What Do I Do If Log Flush Fails?

Ascend EP Standard Form

If device-side system logs fail to be exported through the msnpureport tool:

Perform the following steps:

  1. Run the related command to view the printed information, for fault locating and problem solving.

    If the fault persists, go to 2.

  2. Run the following command on the host to check whether the disk space of the log storage path (path where the msnpureport tool is running) on the host is full:
    df -h

    If the fault persists: After obtaining the logs, click here to contact technical support.

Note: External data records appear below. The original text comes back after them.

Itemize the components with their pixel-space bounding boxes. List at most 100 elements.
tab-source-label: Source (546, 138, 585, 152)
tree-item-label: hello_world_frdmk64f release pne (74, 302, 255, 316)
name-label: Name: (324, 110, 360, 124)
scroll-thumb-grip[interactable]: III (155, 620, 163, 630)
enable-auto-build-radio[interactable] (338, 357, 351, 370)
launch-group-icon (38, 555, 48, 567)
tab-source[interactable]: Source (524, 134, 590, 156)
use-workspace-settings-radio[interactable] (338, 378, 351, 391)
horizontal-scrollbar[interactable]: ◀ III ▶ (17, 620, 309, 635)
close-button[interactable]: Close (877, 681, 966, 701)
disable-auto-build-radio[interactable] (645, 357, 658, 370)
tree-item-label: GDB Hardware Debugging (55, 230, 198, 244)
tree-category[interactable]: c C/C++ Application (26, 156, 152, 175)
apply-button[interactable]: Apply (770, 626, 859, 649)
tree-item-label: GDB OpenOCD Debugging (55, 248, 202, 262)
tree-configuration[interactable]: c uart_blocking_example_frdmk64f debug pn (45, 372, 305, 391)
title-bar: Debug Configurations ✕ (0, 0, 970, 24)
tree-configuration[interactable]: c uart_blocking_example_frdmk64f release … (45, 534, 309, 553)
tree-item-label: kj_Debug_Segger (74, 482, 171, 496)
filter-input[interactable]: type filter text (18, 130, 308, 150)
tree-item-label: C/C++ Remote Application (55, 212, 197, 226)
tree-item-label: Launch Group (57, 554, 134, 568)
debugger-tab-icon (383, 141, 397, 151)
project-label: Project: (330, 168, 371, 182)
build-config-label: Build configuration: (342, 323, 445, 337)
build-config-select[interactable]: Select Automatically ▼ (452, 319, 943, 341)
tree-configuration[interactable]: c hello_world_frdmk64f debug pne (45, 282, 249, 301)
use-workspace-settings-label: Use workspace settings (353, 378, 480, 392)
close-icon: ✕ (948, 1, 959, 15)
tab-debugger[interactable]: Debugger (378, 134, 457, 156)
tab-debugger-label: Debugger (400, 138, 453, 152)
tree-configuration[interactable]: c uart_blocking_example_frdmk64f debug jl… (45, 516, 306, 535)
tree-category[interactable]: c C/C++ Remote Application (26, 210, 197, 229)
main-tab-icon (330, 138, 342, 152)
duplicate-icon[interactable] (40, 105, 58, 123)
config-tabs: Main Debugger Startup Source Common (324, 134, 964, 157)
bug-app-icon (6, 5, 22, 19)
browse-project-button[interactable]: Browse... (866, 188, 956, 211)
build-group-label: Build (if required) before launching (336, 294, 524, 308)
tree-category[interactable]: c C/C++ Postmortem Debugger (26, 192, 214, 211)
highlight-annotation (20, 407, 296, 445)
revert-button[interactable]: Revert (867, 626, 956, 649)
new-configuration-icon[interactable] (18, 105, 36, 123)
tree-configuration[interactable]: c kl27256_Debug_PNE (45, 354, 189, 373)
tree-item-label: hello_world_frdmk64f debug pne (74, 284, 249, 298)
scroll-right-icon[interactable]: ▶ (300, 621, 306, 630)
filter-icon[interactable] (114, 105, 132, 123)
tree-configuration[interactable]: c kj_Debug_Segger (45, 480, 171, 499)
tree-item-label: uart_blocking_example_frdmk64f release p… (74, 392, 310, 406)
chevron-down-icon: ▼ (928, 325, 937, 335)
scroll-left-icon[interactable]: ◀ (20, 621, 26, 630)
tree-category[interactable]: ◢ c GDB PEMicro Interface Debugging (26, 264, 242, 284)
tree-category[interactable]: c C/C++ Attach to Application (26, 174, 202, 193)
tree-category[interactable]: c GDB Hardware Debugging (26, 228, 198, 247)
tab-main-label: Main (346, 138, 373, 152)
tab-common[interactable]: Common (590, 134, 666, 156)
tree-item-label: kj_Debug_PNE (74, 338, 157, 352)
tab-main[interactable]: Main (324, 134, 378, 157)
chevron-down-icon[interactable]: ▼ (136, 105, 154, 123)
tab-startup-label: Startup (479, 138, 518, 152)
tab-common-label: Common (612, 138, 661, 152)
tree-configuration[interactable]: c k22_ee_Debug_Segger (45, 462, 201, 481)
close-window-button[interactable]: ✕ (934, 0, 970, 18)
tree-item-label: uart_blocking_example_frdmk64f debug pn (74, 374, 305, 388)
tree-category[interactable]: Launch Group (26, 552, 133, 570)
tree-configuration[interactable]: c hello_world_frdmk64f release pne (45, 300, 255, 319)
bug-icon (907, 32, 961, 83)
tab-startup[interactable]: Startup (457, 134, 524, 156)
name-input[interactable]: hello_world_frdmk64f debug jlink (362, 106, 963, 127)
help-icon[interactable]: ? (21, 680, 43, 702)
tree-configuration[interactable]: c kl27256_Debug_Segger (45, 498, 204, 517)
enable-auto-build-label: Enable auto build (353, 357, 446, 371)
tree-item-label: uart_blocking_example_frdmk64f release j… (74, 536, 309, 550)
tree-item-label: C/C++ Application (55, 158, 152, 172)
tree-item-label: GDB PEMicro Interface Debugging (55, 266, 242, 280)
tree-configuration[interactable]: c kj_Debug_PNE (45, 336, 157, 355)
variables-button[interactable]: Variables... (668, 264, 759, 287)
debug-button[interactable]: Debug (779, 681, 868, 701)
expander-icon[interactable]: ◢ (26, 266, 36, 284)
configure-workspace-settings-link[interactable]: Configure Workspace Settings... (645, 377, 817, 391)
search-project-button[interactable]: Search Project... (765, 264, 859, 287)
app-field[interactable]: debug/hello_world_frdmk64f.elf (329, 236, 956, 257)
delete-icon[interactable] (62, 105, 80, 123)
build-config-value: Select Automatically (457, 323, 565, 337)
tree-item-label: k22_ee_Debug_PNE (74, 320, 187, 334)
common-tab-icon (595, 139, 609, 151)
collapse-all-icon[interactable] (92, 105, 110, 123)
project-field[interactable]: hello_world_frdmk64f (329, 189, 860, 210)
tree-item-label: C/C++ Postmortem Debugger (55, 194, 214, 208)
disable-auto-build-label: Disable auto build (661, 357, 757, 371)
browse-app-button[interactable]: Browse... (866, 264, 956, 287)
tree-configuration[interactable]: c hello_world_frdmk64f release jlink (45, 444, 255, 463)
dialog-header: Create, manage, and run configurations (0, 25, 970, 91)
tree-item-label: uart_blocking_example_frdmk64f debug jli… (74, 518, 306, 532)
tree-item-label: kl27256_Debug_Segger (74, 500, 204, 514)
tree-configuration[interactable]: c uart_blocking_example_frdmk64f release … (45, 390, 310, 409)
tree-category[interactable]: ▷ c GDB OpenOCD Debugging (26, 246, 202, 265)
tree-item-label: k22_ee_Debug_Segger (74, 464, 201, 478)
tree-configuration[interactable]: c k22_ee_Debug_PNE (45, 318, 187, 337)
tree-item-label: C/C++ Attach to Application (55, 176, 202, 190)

If the flush of app logs fails:

Check whether the app logs (including the plog logs in the $HOME/ascend/log/ directory and the device-id logs) are flushed properly. If no, perform the following steps:

  1. Check whether there is any error log file in the host-side directory /var/log/messages.
    AArch64 architecture:
    cat /var/log/messages

    x86_64 architecture:

    cat /var/log/syslog

    If the fault persists, go to 2.

  2. Run the following command on the host to check whether the space of the log flush directory ($HOME/ascend/log/) is sufficient:
    df -h

    If the fault persists, go to 3.

  3. On the host, use the msnpureport tool to export device-side system logs and check whether there are any error logs.

    For details, see msnpureport Instructions.

  4. On the condition that only flush of device-id fails, you can view the error information in the plog logs to locate the error process.

Ascend RC Form

If the flush of app logs fails:

Perform the following steps:

  1. Check whether the dynamic library on which the app process depends is correct:
    ldd xxx

    Replace xxx with the binary's process.

  2. Check whether the space of the log flush directory /var/log/npu/slog is sufficient:
    df -h
  3. Check whether the slogd process exists.
    ps -elf | grep slogd

    If information about the slogd process is output, the slogd process exists.

    For the Atlas 200/300/500 Inference Product, if the slogd process does not exist, perform the following steps to restart the slogd process:

    1. Switch to a common user (for example, the HwHiAiUser user):
      su HwHiAiUser
    2. Manually start the slogd process.
      nohup /var/slogd > /dev/null 2>&1 &
    3. Check whether the slogd process has been started.
      ps -elf | grep slogd
  4. If the fault persists but application logs are not flushed to drives, rectify the fault by referring to Restarting Log Processes.

If flush of the system logs fails:

Perform the following steps:

  1. Check whether the slogd and sklogd processes exist:
    ps -elf | grep log

    If the process information is output, the log process exists.

    For the Atlas 200/300/500 Inference Product, if the process does not exist, perform the following steps to restart the log process:

    1. Switch to a common user (for example, the HwHiAiUser user):
      su HwHiAiUser
    2. Run the following commands to manually start related log processes:
      • Start the slogd process.
        nohup /var/slogd > /dev/null 2>&1 &
      • Start the sklogd process.
        nohup /var/sklogd > /dev/null 2>&1 &
    3. Check whether the log processes are started.
      ps -elf | grep log
  2. Check whether the space of the log flush directory /var/log/npu/slog is sufficient:
    df -h
  3. If the fault persists but system logs are not flushed to drives, rectify the fault by referring to Restarting Log Processes.